Whenever any of the white opposition parties challenge Mr Mbeki, the South African leader is quick to remind blacks of the pre-1994 nightmare. It has worked for him.

To Mr Leon's credit, he realises there is no chance that a white person can even dream of ruling South Africa again unless they make serious in roads in the black community and dispel the perhaps anachronistic attitudes held by the Khumalos and Hlatwayos. He has started.

Mr Leon's rallies in black townships have attracted sizeable black audiences. He has tried to rally blacks around bread and butter issues. He has promised one million "real" jobs to arrest South Africa's 45 per cent unemployment.
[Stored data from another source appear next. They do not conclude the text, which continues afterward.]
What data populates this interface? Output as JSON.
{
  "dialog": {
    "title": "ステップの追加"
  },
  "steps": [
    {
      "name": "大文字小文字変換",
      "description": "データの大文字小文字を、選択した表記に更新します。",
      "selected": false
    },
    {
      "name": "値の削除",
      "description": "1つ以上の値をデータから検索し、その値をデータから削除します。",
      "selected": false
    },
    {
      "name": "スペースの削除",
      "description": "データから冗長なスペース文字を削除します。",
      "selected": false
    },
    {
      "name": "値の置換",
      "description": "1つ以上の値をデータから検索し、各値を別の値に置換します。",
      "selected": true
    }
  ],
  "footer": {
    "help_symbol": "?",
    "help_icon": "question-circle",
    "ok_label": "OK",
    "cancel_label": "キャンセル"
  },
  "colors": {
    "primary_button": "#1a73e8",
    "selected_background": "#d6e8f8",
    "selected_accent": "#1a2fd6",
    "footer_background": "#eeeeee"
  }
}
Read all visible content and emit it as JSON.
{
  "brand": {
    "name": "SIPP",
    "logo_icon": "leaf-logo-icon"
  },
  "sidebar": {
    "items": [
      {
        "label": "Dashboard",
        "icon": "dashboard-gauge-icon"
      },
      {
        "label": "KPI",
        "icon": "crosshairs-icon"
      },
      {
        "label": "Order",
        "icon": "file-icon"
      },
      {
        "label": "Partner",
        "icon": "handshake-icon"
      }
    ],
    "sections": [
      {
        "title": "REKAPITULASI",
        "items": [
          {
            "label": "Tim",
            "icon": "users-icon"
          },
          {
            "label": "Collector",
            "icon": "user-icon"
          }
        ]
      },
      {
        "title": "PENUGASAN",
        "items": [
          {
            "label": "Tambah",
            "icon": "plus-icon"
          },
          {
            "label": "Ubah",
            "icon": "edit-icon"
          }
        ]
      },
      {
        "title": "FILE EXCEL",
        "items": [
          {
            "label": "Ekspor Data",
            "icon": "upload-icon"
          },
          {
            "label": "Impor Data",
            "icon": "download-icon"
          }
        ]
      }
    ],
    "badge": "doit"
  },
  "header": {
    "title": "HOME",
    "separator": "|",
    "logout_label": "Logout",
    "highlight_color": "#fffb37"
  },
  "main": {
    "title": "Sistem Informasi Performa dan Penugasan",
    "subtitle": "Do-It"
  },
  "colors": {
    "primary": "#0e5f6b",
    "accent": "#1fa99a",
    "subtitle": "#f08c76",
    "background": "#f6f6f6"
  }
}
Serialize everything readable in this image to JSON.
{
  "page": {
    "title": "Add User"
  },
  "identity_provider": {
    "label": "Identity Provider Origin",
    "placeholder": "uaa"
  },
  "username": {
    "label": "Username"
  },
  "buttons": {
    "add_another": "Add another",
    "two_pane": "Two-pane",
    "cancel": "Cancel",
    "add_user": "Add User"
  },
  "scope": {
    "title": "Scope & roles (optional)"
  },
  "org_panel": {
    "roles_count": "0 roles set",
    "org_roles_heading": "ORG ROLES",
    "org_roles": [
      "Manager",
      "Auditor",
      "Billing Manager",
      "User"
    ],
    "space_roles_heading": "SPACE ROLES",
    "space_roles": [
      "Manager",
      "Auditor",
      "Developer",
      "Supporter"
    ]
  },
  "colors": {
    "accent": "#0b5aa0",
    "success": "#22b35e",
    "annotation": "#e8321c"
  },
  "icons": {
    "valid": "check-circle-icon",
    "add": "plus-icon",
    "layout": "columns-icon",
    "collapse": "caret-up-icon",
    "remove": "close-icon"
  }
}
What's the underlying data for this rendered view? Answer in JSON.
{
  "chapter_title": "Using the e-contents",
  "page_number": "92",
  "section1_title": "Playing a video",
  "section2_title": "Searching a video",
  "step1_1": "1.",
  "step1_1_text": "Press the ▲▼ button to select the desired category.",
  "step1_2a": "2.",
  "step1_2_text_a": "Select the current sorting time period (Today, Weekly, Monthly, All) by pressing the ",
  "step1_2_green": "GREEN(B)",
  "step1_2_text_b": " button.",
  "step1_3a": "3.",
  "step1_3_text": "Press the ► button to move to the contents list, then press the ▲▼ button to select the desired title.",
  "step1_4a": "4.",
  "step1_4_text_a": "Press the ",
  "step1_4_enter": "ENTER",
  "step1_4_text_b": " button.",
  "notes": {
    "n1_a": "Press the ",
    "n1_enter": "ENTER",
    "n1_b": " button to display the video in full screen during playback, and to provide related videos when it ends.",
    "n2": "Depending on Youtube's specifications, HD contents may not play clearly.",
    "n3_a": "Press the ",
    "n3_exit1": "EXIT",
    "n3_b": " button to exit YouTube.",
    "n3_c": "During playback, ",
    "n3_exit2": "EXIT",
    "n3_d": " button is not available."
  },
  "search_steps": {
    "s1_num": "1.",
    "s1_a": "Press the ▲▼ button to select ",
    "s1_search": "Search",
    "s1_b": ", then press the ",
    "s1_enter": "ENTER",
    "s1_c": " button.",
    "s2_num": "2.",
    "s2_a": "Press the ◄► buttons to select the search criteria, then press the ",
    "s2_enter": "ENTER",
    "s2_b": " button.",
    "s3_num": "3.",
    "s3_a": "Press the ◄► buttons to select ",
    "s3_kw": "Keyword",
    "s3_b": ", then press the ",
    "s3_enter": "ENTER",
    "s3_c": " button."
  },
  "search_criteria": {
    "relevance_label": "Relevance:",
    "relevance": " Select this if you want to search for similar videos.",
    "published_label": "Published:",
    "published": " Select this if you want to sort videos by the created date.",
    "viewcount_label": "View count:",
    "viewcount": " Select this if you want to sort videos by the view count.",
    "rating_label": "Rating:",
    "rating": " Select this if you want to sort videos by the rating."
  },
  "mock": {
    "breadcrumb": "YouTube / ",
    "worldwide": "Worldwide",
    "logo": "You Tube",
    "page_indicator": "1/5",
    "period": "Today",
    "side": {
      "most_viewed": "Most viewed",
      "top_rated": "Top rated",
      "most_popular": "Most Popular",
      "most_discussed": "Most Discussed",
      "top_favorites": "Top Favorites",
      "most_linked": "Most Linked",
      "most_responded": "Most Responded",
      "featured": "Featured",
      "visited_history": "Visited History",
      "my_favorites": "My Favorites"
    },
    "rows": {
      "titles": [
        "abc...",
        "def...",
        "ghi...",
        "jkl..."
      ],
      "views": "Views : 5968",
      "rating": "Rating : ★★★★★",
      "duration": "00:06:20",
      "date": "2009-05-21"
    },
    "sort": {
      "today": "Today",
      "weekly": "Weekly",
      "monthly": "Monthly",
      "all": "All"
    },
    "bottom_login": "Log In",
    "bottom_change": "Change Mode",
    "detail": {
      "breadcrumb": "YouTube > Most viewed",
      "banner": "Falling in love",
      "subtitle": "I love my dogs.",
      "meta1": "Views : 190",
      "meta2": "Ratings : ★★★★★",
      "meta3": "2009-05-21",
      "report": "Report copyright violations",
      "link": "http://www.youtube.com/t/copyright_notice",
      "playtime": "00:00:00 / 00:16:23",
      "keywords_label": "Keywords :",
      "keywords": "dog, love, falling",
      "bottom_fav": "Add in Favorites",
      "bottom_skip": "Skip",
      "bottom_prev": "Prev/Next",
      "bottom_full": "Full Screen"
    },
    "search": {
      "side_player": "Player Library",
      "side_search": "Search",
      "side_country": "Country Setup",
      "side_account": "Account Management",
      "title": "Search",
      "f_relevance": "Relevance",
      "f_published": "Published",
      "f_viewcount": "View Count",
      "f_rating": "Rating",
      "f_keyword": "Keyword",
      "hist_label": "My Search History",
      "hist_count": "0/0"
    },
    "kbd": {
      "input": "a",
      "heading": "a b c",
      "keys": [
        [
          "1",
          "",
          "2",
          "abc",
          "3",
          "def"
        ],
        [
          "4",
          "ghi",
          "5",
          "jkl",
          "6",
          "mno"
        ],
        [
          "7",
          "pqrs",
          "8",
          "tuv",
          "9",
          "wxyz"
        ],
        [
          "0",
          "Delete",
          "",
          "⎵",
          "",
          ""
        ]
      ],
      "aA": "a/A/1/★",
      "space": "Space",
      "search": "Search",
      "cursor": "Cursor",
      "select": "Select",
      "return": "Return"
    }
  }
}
He has made fighting crime a main priority, promising to deploy 150,000 extra policemen in the streets if he wins the election.

But Mr Leon admits it is still too soon for any white to win the hearts and minds of the majority blacks.

In trying to capitalise on Mr Mbeki's main underbelly issues - HIV/Aids and Zimbabwe - Mr Leon might also be pulling the rug from beneath his feet. Mr Leon has run harsh radio advertisements denouncing Zimbabwe's Robert Mugabe. He has installed billboards chiding the Zimbabwe leader and condemning Mr Mbeki's softly-softly policies on Mugabe.

But this can only alienate Mr Leon from many black voters. Because of South Africa's recent past and a clear misunderstanding of the real victims of Mr Mugabe's wretched tyranny by many black South Africans, they regard the eccentric Zimbabwe leader as a hero.

Mr Mbeki, after years of prevaricating and bizarrely arguing that poverty not HIV causes Aids, has started a programme, albeit slowly, of providing Aids drugs. He has also passed a new land restitution law to ease land seizures for redistribution to blacks, in addition to legislating charters meant to transfer various sectors of the economy into black ownership.

But signs that Mr Mbeki will win by an overwhelming two-thirds majority that may empower him to change the constitution as he wishes worry many. "What we need is opposition," says South Africa's last white ruler, FW de Klerk, whose National Party founded apartheid. He says a country in which "one party has more or less two-thirds of the vote, with five or six parties fighting for the rest of the slice of cake ... is not a healthy democracy".

Yet this will likely remain the case in South Africa unless the white opposition makes inroads into the black townships and wins the hearts and minds of the Khumalos and Hlatwayos.